As a country that has long been associated with having an independent and non-aligned foreign policy, Indonesia prefers an ASEAN that is friendly to all its dialogue partners. Accordingly, Jakarta feels that the proposed East Asian Summit, coming as fast as it is now, could send the wrong signal to the grouping's Western friends. Within the region, these countries, the U.S. in particular, view Indonesia as a countervailing force to China.
Furthermore, the EAS is one of the long-term plans of the ASEAN-plus-three process. For the time being, Indonesia wants to prioritize integration between ASEAN members and the realization of a true ASEAN community.
It is interesting to note that despite ASEAN's polite refusal to accept China's request to join the Southeast Asian Nuclear Weapons-Free Zone, the grouping is working hard to maintain the level of amity needed to engage China.

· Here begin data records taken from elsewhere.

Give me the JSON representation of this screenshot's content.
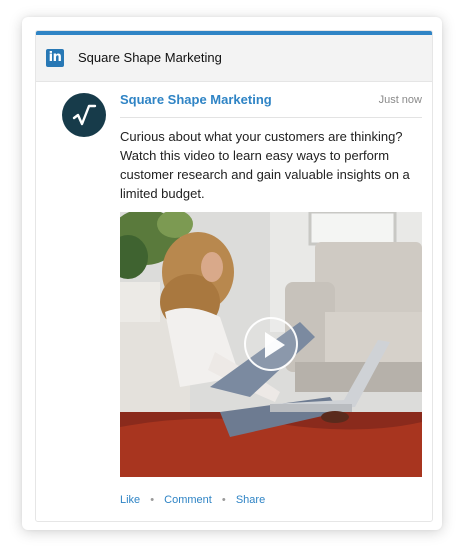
{
  "header": {
    "logo_text": "in",
    "title": "Square Shape Marketing"
  },
  "post": {
    "author": "Square Shape Marketing",
    "timestamp": "Just now",
    "text": "Curious about what your customers are thinking? Watch this video to learn easy ways to perform customer research and gain valuable insights on a limited budget.",
    "media": {
      "type": "video",
      "play_icon": "play-icon"
    }
  },
  "actions": {
    "like": "Like",
    "comment": "Comment",
    "share": "Share",
    "separator": "•"
  },
  "colors": {
    "accent": "#2f84c5",
    "avatar_bg": "#173b4a",
    "header_bg": "#f3f3f3"
  }
}
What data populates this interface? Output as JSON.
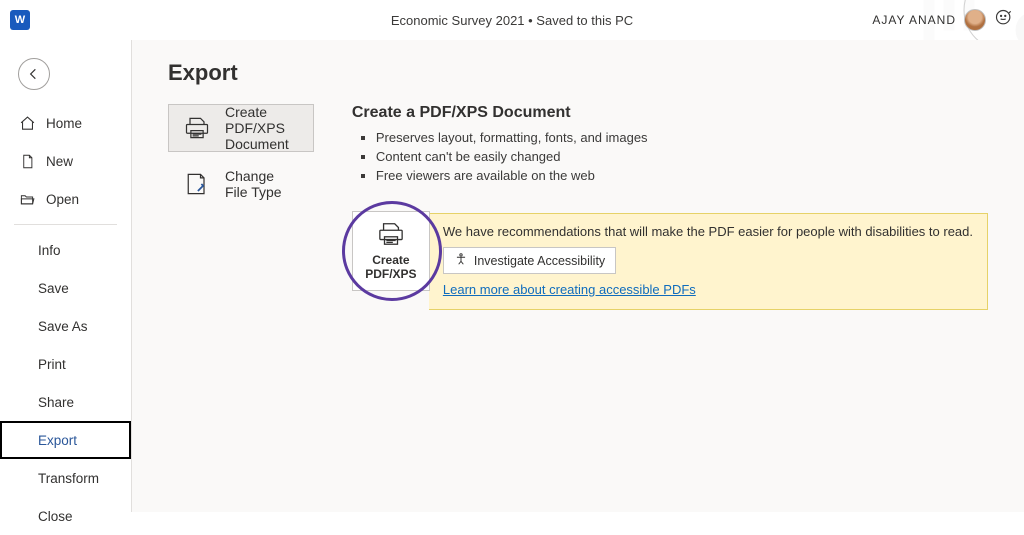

At the forthcoming summit in Vientiane, China and ASEAN will sign an action plan to ensure that there is a proper framework in place to pave the way for a strategic partnership between ASEAN and China. Last December, during the ASEAN-Japan summit, a more comprehensive action plan covering 120 projects was signed between the two sides.
The region will soon be able to gauge how far Indonesia is willing to engage ASEAN and beyond. It will also find out whether the country has what it takes to lead ASEAN, a quality that is now commonly associated with the dictatorial former president Soeharto.